1

I am computing distance matrix between large number of locations (5000) on sphere (using Haversine distance function).

Here is my code:

require(geosphere)
x=rnorm(5000)
y=rnorm(5000)
xy1=cbind(x,y)

The time taken for computing the distance matrix is

 system.time( outer(1:nrow(xy1), 1:nrow(xy1), function(i,j) distHaversine(xy1[i,1:2],xy1[j,1:2])))

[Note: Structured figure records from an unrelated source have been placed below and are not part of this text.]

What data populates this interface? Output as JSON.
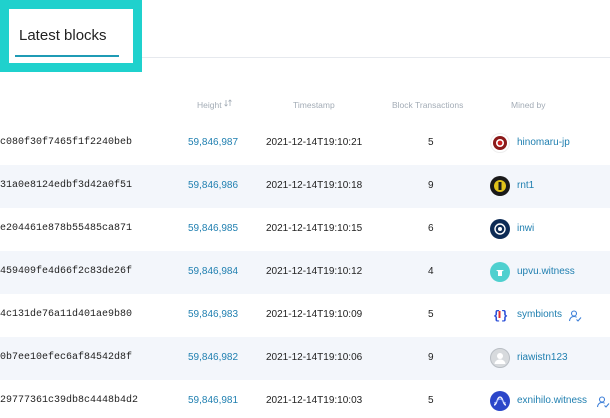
{
  "tab": {
    "label": "Latest blocks"
  },
  "columns": {
    "height": "Height",
    "timestamp": "Timestamp",
    "transactions": "Block Transactions",
    "mined_by": "Mined by"
  },
  "rows": [
    {
      "hash": "c080f30f7465f1f2240beb",
      "height": "59,846,987",
      "timestamp": "2021-12-14T19:10:21",
      "tx": "5",
      "miner": "hinomaru-jp",
      "avatar_icon": "hinomaru-avatar-icon",
      "avatar_color": "#ffffff",
      "verified": false
    },
    {
      "hash": "31a0e8124edbf3d42a0f51",
      "height": "59,846,986",
      "timestamp": "2021-12-14T19:10:18",
      "tx": "9",
      "miner": "rnt1",
      "avatar_icon": "rnt1-avatar-icon",
      "avatar_color": "#1a1a1a",
      "verified": false
    },
    {
      "hash": "e204461e878b55485ca871",
      "height": "59,846,985",
      "timestamp": "2021-12-14T19:10:15",
      "tx": "6",
      "miner": "inwi",
      "avatar_icon": "inwi-avatar-icon",
      "avatar_color": "#0d2b55",
      "verified": false
    },
    {
      "hash": "459409fe4d66f2c83de26f",
      "height": "59,846,984",
      "timestamp": "2021-12-14T19:10:12",
      "tx": "4",
      "miner": "upvu.witness",
      "avatar_icon": "upvu-avatar-icon",
      "avatar_color": "#4fd0cf",
      "verified": false
    },
    {
      "hash": "4c131de76a11d401ae9b80",
      "height": "59,846,983",
      "timestamp": "2021-12-14T19:10:09",
      "tx": "5",
      "miner": "symbionts",
      "avatar_icon": "symbionts-avatar-icon",
      "avatar_color": "#ffffff",
      "verified": true
    },
    {
      "hash": "0b7ee10efec6af84542d8f",
      "height": "59,846,982",
      "timestamp": "2021-12-14T19:10:06",
      "tx": "9",
      "miner": "riawistn123",
      "avatar_icon": "default-user-avatar-icon",
      "avatar_color": "#d7dadd",
      "verified": false
    },
    {
      "hash": "29777361c39db8c4448b4d2",
      "height": "59,846,981",
      "timestamp": "2021-12-14T19:10:03",
      "tx": "5",
      "miner": "exnihilo.witness",
      "avatar_icon": "exnihilo-avatar-icon",
      "avatar_color": "#2b46c9",
      "verified": true
    }
  ]
}
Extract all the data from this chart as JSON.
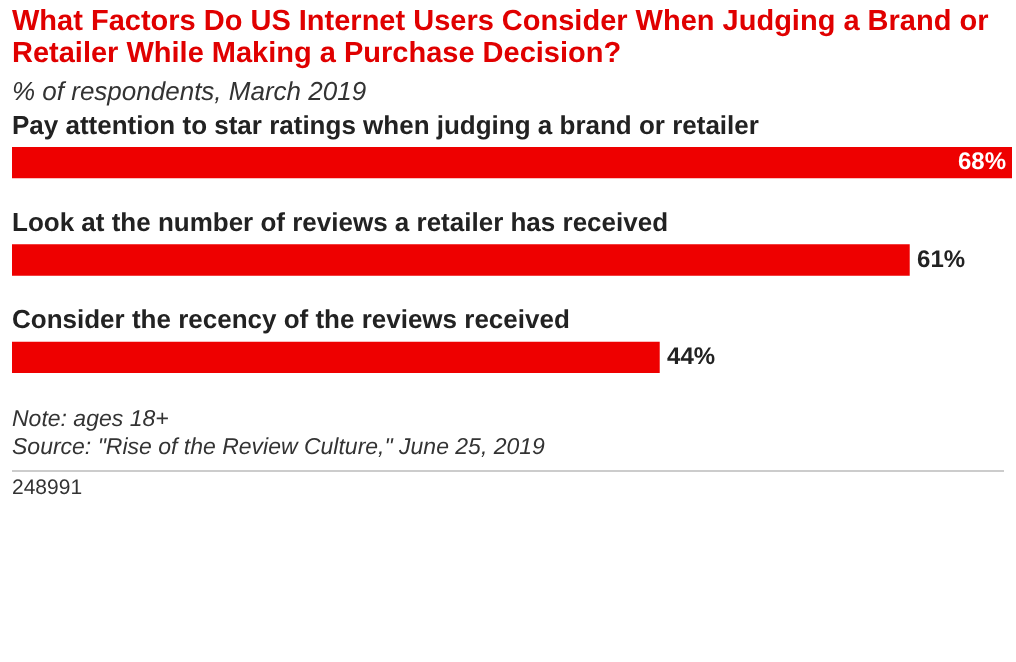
{
  "chart_data": {
    "type": "bar",
    "orientation": "horizontal",
    "title": "What Factors Do US Internet Users Consider When Judging a Brand or Retailer While Making a Purchase Decision?",
    "subtitle": "% of respondents, March 2019",
    "categories": [
      "Pay attention to star ratings when judging a brand or retailer",
      "Look at the number of reviews a retailer has received",
      "Consider the recency of the reviews received"
    ],
    "values": [
      68,
      61,
      44
    ],
    "color": "#ee0000",
    "value_labels": [
      "68%",
      "61%",
      "44%"
    ],
    "legend": false,
    "annotations": [
      "Note: ages 18+",
      "Source: \"Rise of the Review Culture,\" June 25, 2019",
      "248991"
    ]
  }
}
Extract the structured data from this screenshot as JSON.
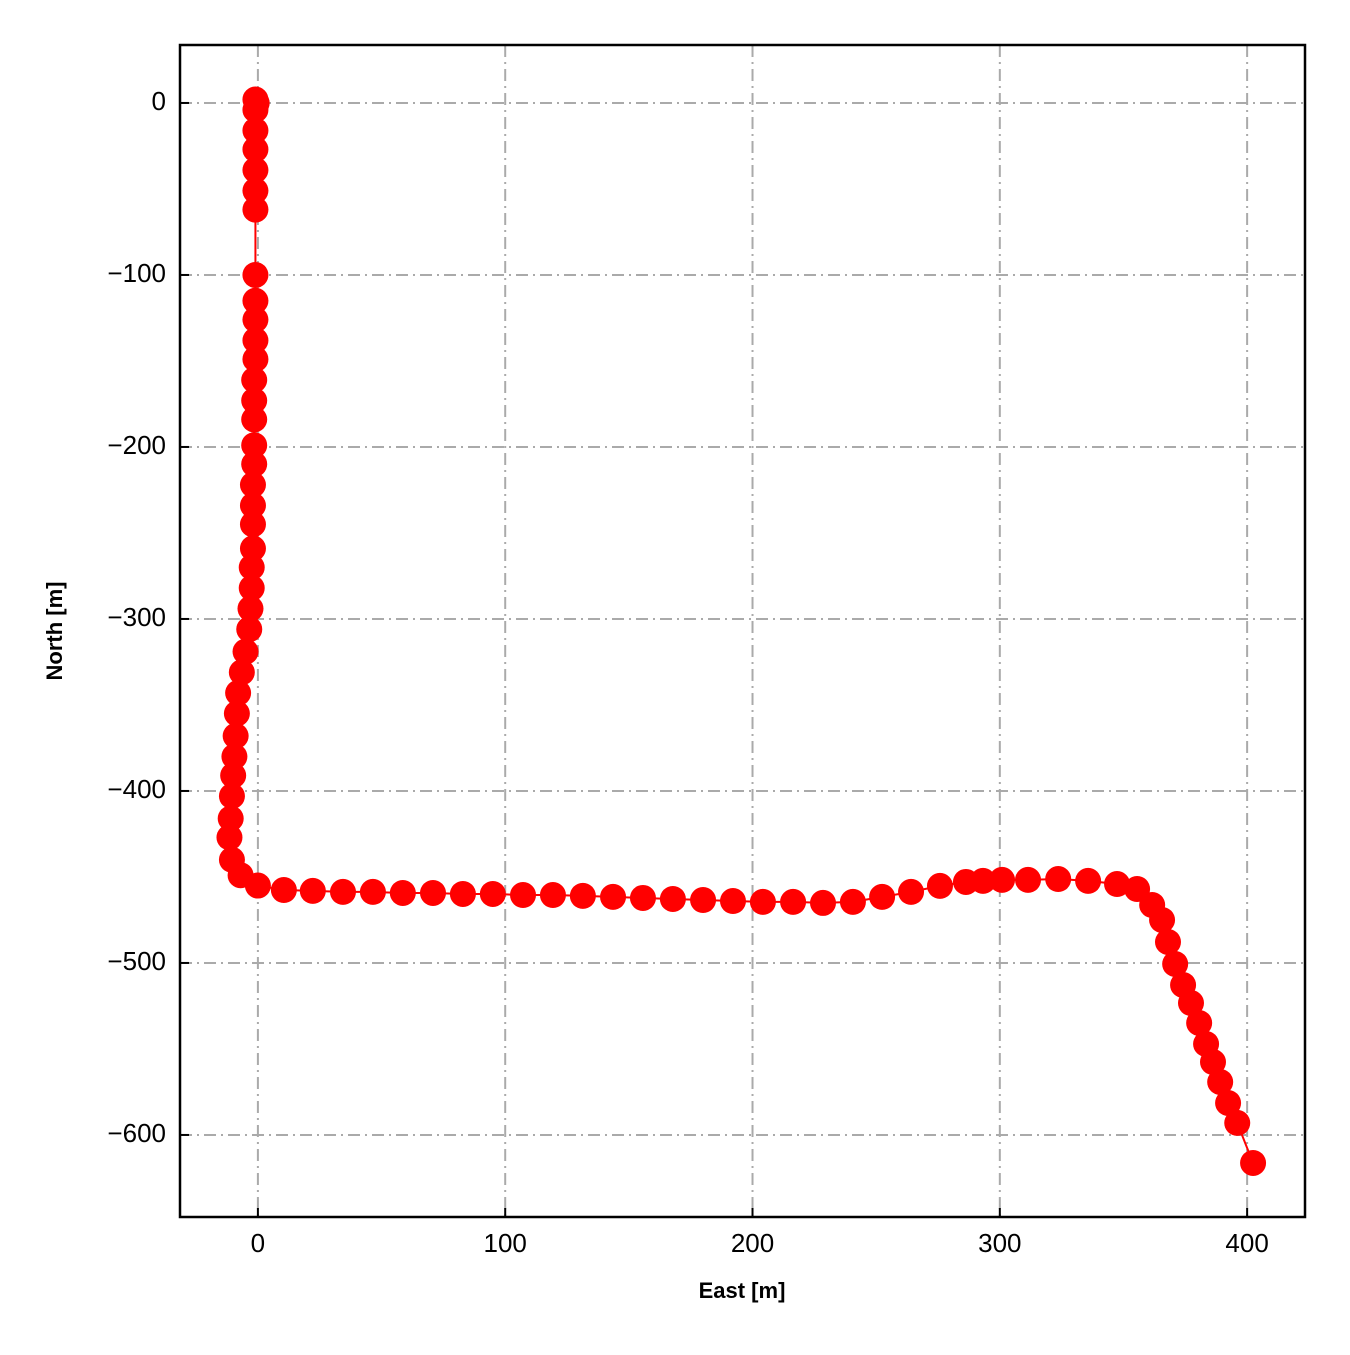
{
  "chart_data": {
    "type": "line",
    "x_label": "East [m]",
    "y_label": "North [m]",
    "color": "#ff0000",
    "grid": true,
    "marker": "circle",
    "xlim": [
      -31.5,
      423.4
    ],
    "ylim": [
      -647.7,
      33.7
    ],
    "xticks": [
      0,
      100,
      200,
      300,
      400
    ],
    "yticks": [
      {
        "value": -600,
        "label": "−600"
      },
      {
        "value": -500,
        "label": "−500"
      },
      {
        "value": -400,
        "label": "−400"
      },
      {
        "value": -300,
        "label": "−300"
      },
      {
        "value": -200,
        "label": "−200"
      },
      {
        "value": -100,
        "label": "−100"
      },
      0
    ],
    "x": [
      -1,
      -0.5,
      -1,
      -1,
      -1,
      -1,
      -1,
      -1,
      -1,
      -1,
      -1,
      -1,
      -1,
      -1.5,
      -1.5,
      -1.5,
      -1.5,
      -1.5,
      -2,
      -2,
      -2,
      -2,
      -2.5,
      -2.5,
      -3,
      -3.5,
      -5,
      -6.5,
      -8,
      -8.5,
      -9,
      -9.5,
      -10,
      -10.5,
      -11,
      -11.5,
      -10.5,
      -7,
      0,
      10.5,
      22.2,
      34.4,
      46.5,
      58.6,
      70.8,
      82.9,
      95.0,
      107.2,
      119.3,
      131.4,
      143.6,
      155.7,
      167.8,
      180.0,
      192.1,
      204.2,
      216.4,
      228.5,
      240.6,
      252.4,
      264.1,
      275.8,
      286.3,
      293.2,
      300.9,
      311.4,
      323.6,
      335.7,
      347.4,
      355.5,
      361.6,
      365.6,
      368.0,
      370.9,
      374.1,
      377.3,
      380.6,
      383.4,
      386.2,
      389.1,
      392.3,
      396.0,
      402.4
    ],
    "y": [
      2,
      0,
      -4,
      -16,
      -27,
      -39,
      -51,
      -62,
      -100,
      -115,
      -126,
      -138,
      -149,
      -161,
      -173,
      -184,
      -199,
      -210,
      -222,
      -234,
      -245,
      -259,
      -270,
      -282,
      -294,
      -306,
      -319,
      -331,
      -343,
      -355,
      -368,
      -380,
      -391,
      -403,
      -416,
      -427,
      -440,
      -449,
      -455,
      -457.6,
      -458.1,
      -458.7,
      -458.7,
      -459.3,
      -459.3,
      -459.9,
      -459.9,
      -460.5,
      -460.5,
      -461.0,
      -461.6,
      -462.2,
      -462.8,
      -463.4,
      -464.0,
      -464.5,
      -464.5,
      -465.1,
      -464.5,
      -461.6,
      -458.7,
      -455.2,
      -452.9,
      -452.3,
      -451.7,
      -451.7,
      -451.2,
      -452.3,
      -454.1,
      -457.0,
      -466.3,
      -475.0,
      -487.8,
      -500.6,
      -512.8,
      -523.3,
      -534.9,
      -547.1,
      -557.6,
      -569.2,
      -581.4,
      -593.0,
      -616.3
    ]
  }
}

The time taken to execute this program is high. Any suggestion how to lower time consumption to do this job! Thanks.

www
  • 38,575
  • 12
  • 48
  • 84
Janak
  • 653
  • 7
  • 25
  • 1
    you can try an alternative implementation. see http://www.r-bloggers.com/computational-efficiency-of-great-circle-distance-calculations-in-r/ – Leo May 24 '16 at 07:45
  • 2
    @Leo in good conscience and without meaning to offend I have to point out that the linked article is *terrible*! The author uses a `for` loop to cycle through a vector to repeatedly call a function (`distHaversine()`) which is already *vectorised*!! They wrote *more* code whilst also slowing the speed of execution by about 300X!!! Do not heed this article! You don't call a function 10,000 times when once will do! – Simon O'Hanlon May 24 '16 at 10:07
  • Hi @SimonO'Hanlon , thanks for the heads up. :-) – Leo May 24 '16 at 12:17

2 Answers2

3

Try the built-in function in the geosphere package?

z <- distm( xy1 )

The default distance function for distm() - which calculates a distance matrix between a set of points - is the Haversine ("distHaversine") formula, but you may specify another using the fun argument.

On my 2.6GHz Core i7 rMBP this takes about 5 seconds for 5,000 points.

Simon O'Hanlon
  • 58,647
  • 14
  • 142
  • 184
1

I add below a solution using the spatialrisk package. The key functions in this package are written in C++ (Rcpp), and are therefore very fast.

library(geosphere)
library(spatialrisk)
library(data.table)

x=rnorm(5000)
y=rnorm(5000)
xy1 = data.table(x,y)

# Cross join two data tables
coordinates_dt <- optiRum::CJ.dt(xy1, xy1)

system.time({
  z <- distm( xy1 )
})
# user  system elapsed 
# 14.163   3.700  19.072 

system.time({
  distances_m <- coordinates_dt[, dist_m := spatialrisk::haversine(y, x, i.y, i.x)]
})
# user  system elapsed 
# 2.027   0.848   2.913 
mharinga
  • 1,708
  • 10
  • 23